Read full article here: SpeechTechMag
Semantic parsing and similar techniques can revolutionize natural language processing, according to Phil Cohen, chief scientist for artificial intelligence at Voicebox, a provider of voice technology for the automotive, mobile, home, and internet-connected devices markets. However, acquiring training data for each domain in each supported language remains cumbersome and expensive. This limitation has become increasingly significant as companies demand intelligent, conversational voice applications to support their global product strategies.
Late last week, Voicebox’s Advanced Technologies Team announced a significant innovation that reduces the burden of data collection. More important, the innovation helps overcome the challenge of parsing multilanguage utterances, known in linguistic circles as code-switching.
Voicebox’s approach applies the learning of one language to another. The team evaluated utterances in German, English, and a mix of both in a single utterance. They developed a neural network model, trained on both English- and German-only sentences. As part of a single semantic parsing process, this model transfers information from one language to the other, thus leveraging English data to reduce the amount of data needed for German.
As a result, performance on each language improved. The team also evaluated utterances that could contain a mix of both languages and weren’t in any of the training data. Results were similarly impressive.
“We’re excited about the ground-breaking benefits this innovation brings to users,” Cohen says.
To date, voice navigation systems, for example, have struggled with multilingual use cases. This has been a serious usability issue in multilanguage regions, such as Europe or Asia, where code-switching is common. For example, a French person driving through Germany might ask a question in French. A person who is multi-lingual might ask a question or phrase a sentence in a mix of languages, using the language that best describes what he or she is discussing.
“My grandmother did this constantly,” Cohen says. “She said, ‘It sounds better this way.'”
Being able to offer multiple language speakers a multilanguage speech recognition solution in connected cars has been a problem for automotive companies ever since the first inception of connected cars at the end of the last decade, according to Cohen.
But the Voicebox development is only the first step in providing a true multilinguistic speech recognition system, he adds. A large company specializing in voice recognition would need to develop a comprehensive voice recognition system that then the auto manufacturers would need to add to their systems.
The new voice recognition systems come out every two years, according to Cohen. The new 2017 versions are out now.
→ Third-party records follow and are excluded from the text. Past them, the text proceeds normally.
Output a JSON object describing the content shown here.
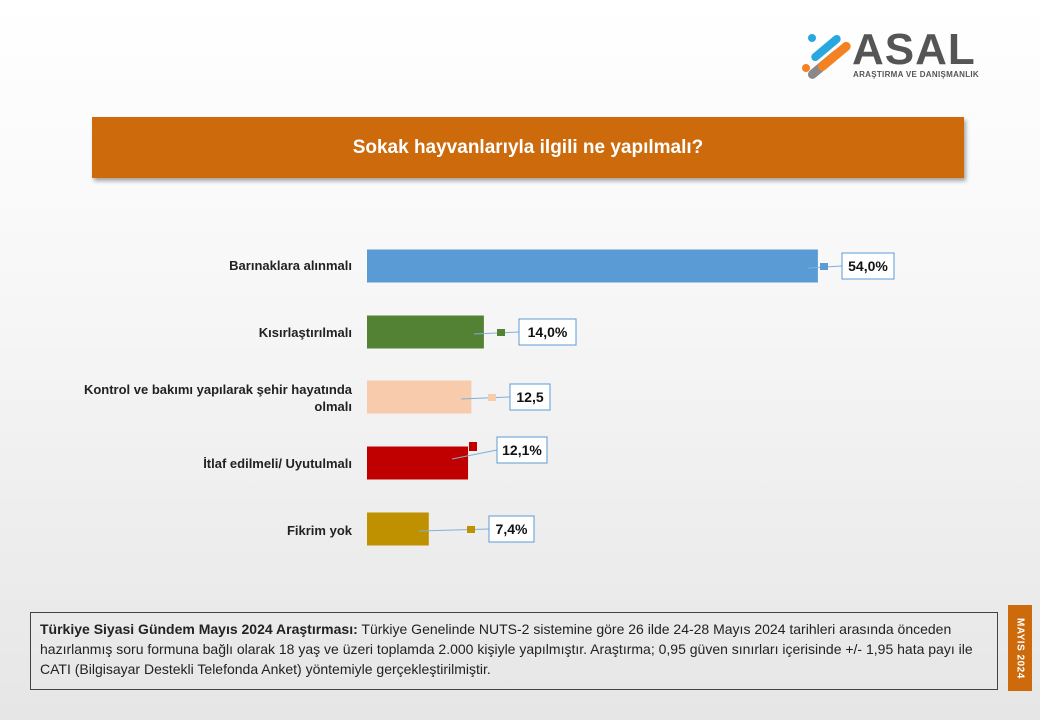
{
  "logo": {
    "name": "ASAL",
    "subtitle": "ARAŞTIRMA VE DANIŞMANLIK"
  },
  "chart_data": {
    "type": "bar",
    "orientation": "horizontal",
    "title": "Sokak hayvanlarıyla ilgili ne yapılmalı?",
    "categories": [
      "Barınaklara alınmalı",
      "Kısırlaştırılmalı",
      "Kontrol ve bakımı yapılarak şehir hayatında olmalı",
      "İtlaf edilmeli/ Uyutulmalı",
      "Fikrim yok"
    ],
    "values": [
      54.0,
      14.0,
      12.5,
      12.1,
      7.4
    ],
    "data_labels": [
      "54,0%",
      "14,0%",
      "12,5",
      "12,1%",
      "7,4%"
    ],
    "colors": [
      "#5b9bd5",
      "#548235",
      "#f8cbad",
      "#c00000",
      "#bf9000"
    ],
    "xlim": [
      0,
      60
    ],
    "grid": false,
    "legend": "none"
  },
  "note": {
    "bold": "Türkiye Siyasi Gündem Mayıs 2024 Araştırması:",
    "text": " Türkiye Genelinde NUTS-2 sistemine göre 26 ilde 24-28 Mayıs 2024 tarihleri arasında önceden hazırlanmış soru formuna bağlı olarak 18 yaş ve üzeri toplamda 2.000 kişiyle yapılmıştır. Araştırma; 0,95 güven sınırları içerisinde +/- 1,95 hata payı ile CATI (Bilgisayar Destekli Telefonda Anket) yöntemiyle gerçekleştirilmiştir."
  },
  "side_tab": "MAYIS 2024"
}
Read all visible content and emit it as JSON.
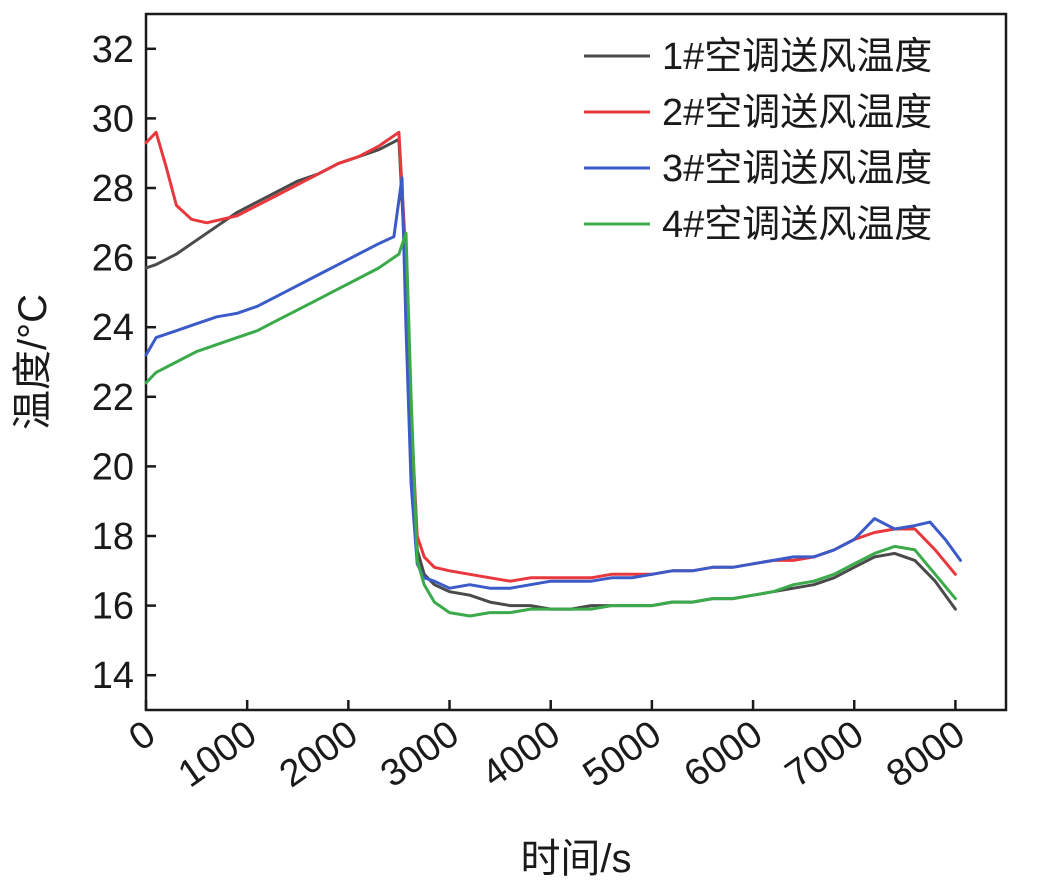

So the next versions will be out in 2019, with the next generation after that out in 2021.
Cohen says it is possible for a multilanguage voice recognition system to be ready for the 2019 models, and hinted that a company like Voicebox could develop it. While he wouldn’t go as far to say that customers were demanding such a system, he says that once such a system is available, customers will come to expect they have a car equipped with that capability.